The next person who dates me is pretty screwed. Not only do they need to impress my family, which consists of a former state police officer, heavily-involved-in-my-personal-life mother, protective older brother who lives across town and twin sister, but they need to impress my sister wife and husband as well. Confused? I’ll explain.

sisterwives

Okay, it’s not quite like this.

In normal relationships, it’s a requirement to impress the family, but it’s convenient to impress the friends. Not that a relationship can be successful if the person’s friends actively hate you, but you can politely keep your distance at social events and choose not to hang out one-on-one to maintain a semblance of acquaintanceship. While it’s absolutely not negotiable that my family approves of anyone I date, I’ve always managed to get by if a few of my friends weren’t enthusiastic about the person. However, after leaning on friends more than usual over the past crazy year, there are a few in particular that are no longer allowed to “accept” any relationship, but will have to “approve” before I’d consider even the possibility of getting serious with someone.

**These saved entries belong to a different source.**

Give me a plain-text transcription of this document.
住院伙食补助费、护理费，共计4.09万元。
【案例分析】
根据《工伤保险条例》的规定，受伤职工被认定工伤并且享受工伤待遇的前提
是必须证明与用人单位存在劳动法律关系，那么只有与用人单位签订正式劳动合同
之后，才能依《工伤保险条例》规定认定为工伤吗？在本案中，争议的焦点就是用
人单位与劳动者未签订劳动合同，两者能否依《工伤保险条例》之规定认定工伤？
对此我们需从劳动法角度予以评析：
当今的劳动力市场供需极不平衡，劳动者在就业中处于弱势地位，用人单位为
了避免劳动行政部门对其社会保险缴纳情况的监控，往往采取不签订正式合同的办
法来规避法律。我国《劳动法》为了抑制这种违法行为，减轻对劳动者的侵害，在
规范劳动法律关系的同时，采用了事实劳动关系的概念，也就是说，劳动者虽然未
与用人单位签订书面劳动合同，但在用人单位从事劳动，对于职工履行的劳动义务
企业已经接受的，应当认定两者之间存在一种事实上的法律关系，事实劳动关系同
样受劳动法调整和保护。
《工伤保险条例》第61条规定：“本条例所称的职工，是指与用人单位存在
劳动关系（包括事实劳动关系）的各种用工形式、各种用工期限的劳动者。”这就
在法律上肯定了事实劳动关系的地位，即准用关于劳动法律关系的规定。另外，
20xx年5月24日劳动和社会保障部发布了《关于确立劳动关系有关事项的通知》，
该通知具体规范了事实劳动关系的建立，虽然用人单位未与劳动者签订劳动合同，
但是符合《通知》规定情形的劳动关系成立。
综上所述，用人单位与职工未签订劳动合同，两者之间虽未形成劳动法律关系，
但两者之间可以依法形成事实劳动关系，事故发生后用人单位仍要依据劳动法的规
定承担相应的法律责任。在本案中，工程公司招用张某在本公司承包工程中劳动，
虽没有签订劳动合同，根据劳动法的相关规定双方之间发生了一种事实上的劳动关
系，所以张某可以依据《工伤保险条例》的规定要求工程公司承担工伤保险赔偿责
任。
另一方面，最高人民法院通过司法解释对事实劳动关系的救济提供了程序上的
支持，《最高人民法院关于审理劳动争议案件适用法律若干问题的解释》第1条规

My lovely friend M and I have been friends since I moved to the city, but have known each other since college. To try and describe her as my “best friend” doesn’t do all the nights in the past few years where I ugly-cried on her couch as she fed me whiskey and her incredible homemade meals, justice. She knows more about me than I know about myself sometimes, and her presence in my life has made me a stronger and more responsible (well, mostly)  person. Even better, she comes with another half. I’ve actually known N longer than I’ve known M, and have had more fun with him goading her on in the years we’ve all been in New York. It’s like a ritual, our friendship: M and I talking too quickly about too many things, N offering sage advice laced with innuendo, each of us riling the others up to the point of frustration and then collapsing on the ground in laughter, immature and carefree and wonderful.

We live within 11 blocks of each other, go to the same gym (frequently together) and have been known to experience separation anxiety after 4 days apart. I’ve never once felt like a third wheel when it’s just the three of us hanging out, largely because we’ve all grown together since college and beyond. I was there for them in their brief break up a million years ago, and their apartment was the first place I went after my break up, where N gave me something to numb the pain and let me cry on their couch until I couldn’t anymore.

M, dancing with snowflakes. N in the background drawing penises on cars.

M, dancing with snowflakes. Not shown: N in the background drawing penises on cars.

After the break up, I practically moved into their apartment, helping M with the cleaning and laundry, and helping N with his work. What started as a joking apology (“Sorry I’m turning into your sister wife”) has come to identify our bizarre but wonderful relationship. Spending time with them has given me seriously high standards in terms of what I want and deserve in a relationship – someone you can share anything with, no matter how embarrassing, or scary, or very, very personal (Aside: sometimes too personal, guys. Anecdotes about bathroom habits, while definitely funny, should probably have a line somewhere. End aside).

I was afraid that my relationship with them would change once we couldn’t double date anymore, or that I’d lose myself in single life and neglect my friend because her boyfriend should and will always come first. And sure, there have been a few adjustments to us in the past few months, but it’s all been so, so positive. Someday, maybe I’ll find someone who fits into our crazy marriage, weird anecdotes and all. In the meantime, I’m content to spend time in our (fine, their) king-sized bed, whether it’s Monday television dates or weekend laundry day.

Happy birthday hubs – I’ll leave the presents to your other wife.